Moving to keep banks in the government-guaranteed student lending program, Congress is pressuring the Clinton administration to change the way interest rates will soon be calculated.

Several House Banking Committee members are expected to kick off their campaign today by asking fellow lawmakers to alter a new interest rate formula that would cut student lenders' returns.

Set to take effect July 1, the new formula is expected to cost student lenders $260 million a year.

"The new index can result in a greater likelihood that the program will become unprofitable at certain points in the business cycle," Rep. Paul Kanjorski, D-Pa., warned in a letter to members of the House Education Committee, which is expected to take up the issue later this month. "The result could be a shutdown of the guarantee delivery system."

The bipartisan letter was signed by nine Banking Committee members including Reps. Bill McCollum, R-Fla., Richard Baker, R-La., John LaFalce, D-N.Y., and Bruce Vento, D-Minn.

Senate Budget Committee Chairman Pete Domenici weighed in last week, urging Treasury Secretary Robert E. Rubin to intervene. He said the new formula will cause student lenders to go out of business.

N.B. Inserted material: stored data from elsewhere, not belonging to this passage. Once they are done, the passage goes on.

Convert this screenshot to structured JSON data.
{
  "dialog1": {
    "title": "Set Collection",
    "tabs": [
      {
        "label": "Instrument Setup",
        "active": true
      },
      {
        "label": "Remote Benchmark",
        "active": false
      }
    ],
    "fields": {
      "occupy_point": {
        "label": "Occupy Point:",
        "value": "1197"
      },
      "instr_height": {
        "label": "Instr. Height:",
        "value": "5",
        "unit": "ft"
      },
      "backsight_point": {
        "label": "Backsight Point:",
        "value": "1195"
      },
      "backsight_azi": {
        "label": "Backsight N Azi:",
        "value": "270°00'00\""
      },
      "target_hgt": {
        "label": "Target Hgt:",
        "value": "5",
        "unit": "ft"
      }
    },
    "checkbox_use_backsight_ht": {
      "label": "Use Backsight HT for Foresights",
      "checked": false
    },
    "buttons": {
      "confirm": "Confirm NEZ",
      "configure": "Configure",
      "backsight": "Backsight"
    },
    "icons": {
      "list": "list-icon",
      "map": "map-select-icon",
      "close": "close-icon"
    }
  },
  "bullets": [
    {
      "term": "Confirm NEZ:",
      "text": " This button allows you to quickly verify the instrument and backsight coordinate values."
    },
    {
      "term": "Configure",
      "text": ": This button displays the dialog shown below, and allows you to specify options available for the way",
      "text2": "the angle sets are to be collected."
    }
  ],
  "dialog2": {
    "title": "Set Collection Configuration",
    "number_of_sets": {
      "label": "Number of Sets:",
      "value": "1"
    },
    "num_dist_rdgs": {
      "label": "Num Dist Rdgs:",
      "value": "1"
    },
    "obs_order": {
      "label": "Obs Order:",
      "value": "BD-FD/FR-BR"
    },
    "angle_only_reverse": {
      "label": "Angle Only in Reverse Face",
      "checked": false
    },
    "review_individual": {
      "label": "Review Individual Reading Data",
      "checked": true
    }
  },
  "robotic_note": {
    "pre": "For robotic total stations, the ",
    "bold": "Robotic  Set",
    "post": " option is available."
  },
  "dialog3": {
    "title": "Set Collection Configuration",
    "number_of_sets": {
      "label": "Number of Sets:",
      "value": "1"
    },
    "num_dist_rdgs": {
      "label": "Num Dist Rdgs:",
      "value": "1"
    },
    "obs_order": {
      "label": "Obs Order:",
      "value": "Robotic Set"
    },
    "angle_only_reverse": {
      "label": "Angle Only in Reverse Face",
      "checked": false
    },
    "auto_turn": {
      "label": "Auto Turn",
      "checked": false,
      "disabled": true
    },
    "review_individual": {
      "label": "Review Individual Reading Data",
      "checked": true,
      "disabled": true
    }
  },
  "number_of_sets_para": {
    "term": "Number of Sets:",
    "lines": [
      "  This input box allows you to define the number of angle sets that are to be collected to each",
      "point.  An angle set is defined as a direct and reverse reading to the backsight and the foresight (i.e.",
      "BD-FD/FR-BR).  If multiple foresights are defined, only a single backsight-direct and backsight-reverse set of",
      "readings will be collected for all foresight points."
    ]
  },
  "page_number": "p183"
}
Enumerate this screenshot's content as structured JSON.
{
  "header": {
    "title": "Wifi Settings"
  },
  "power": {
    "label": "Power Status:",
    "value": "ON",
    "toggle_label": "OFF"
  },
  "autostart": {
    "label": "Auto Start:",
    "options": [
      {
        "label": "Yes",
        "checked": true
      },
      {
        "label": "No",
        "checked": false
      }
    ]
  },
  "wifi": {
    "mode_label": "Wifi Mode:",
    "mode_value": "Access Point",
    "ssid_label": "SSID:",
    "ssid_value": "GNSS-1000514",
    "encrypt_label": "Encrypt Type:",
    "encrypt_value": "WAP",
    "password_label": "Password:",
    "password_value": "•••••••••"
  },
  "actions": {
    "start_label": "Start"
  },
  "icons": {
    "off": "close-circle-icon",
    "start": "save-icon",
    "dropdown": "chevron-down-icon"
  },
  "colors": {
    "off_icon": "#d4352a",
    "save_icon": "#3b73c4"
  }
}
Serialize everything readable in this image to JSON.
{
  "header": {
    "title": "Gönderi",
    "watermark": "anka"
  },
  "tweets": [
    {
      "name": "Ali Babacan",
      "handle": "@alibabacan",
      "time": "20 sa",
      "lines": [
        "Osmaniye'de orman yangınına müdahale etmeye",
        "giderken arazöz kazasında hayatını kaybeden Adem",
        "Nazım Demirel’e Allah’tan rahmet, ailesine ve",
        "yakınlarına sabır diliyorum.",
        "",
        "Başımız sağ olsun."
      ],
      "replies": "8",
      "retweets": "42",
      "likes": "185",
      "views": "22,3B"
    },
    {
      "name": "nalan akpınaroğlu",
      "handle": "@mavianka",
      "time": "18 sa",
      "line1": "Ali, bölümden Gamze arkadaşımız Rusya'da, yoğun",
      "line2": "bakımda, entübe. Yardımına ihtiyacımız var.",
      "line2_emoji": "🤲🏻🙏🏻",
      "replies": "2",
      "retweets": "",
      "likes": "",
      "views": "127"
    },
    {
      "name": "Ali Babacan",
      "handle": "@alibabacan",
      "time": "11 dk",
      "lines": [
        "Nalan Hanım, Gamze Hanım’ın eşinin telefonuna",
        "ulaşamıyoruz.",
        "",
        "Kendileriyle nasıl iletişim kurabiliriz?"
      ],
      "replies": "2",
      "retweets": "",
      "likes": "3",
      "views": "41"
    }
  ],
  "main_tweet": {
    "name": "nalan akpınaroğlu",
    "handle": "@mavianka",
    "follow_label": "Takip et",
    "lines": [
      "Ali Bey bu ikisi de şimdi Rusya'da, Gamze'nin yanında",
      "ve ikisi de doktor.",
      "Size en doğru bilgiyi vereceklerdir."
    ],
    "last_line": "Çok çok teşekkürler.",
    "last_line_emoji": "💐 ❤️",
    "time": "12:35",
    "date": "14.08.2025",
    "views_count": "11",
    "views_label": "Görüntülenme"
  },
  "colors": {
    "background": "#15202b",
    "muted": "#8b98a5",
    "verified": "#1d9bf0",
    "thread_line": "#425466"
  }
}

As of July 1, banks will have to peg interest rates on newly originated student loans to 10-year Treasury bonds instead of 3-month notes. In addition nearly eliminating the spread on student loans, the change is expected to increase the amount of interest rate risk lenders must bear and damage the market for student loan securities.

The new interest formula was passed in 1993 as part of the law that created the President's direct student lending program. The new scheme was intended to cut student borrowing costs.

Little attention was paid to the impact on private lenders because administration officials expected the direct lending program to dominate the market by the time the formula took affect.

But private lenders still supply 70% of the $34 billion in student loans. And a mass exodus by banks could wreak havoc on many students' plans to enter college this fall.

"There will be big problems if this isn't fixed," said Randy M. Behm, director of Key Education Resources, which manages Key Bank's student lending operation. "There are going to be lenders leaving the business."

Bill Hoefling, executive vice president at Chase Manhattan Bank, the largest private student loan provider, said the government could not takeover the entire student loan market.

Though the Clinton administration recognizes the problem, it has not suggested a solution. Mr. Rubin said last week that Treasury officials are studying the issue and will not have report for a "month or two."

The foot-dragging has exasperated lawmakers, who will take up reauthorization of higher education funding later this month. They do not want to be seen, particularly during an election year, as siding with lenders without administration support.

House Education Committee Chairman Bill Goodling complained that the Treasury Department is withholding a draft of its report on the interest rate dilemma. "Any information in the hands of the Treasury Department should not be withheld from the Congress for any reason," he wrote in a letter to Mr. Rubin last month.

But administration officials insist that they are still trying to work out a solution that will keep banks in the business and cut students' costs.

"We've been waiting for proposals from the industry, but they have not been forthcoming with suggestions that will secure a lower rate," said Robert Shireman, senior policy adviser at the National Economic Council.

But industry officials say a number of acceptable proposals have been made. The most prominent, being pushed by Sallie Mae, would price loans at 2.7% above the one-month commercial paper rate. "This would guarantee a profit for lenders and still reduce costs to students," said Paul Carey, Sallie Mae's executive vice president.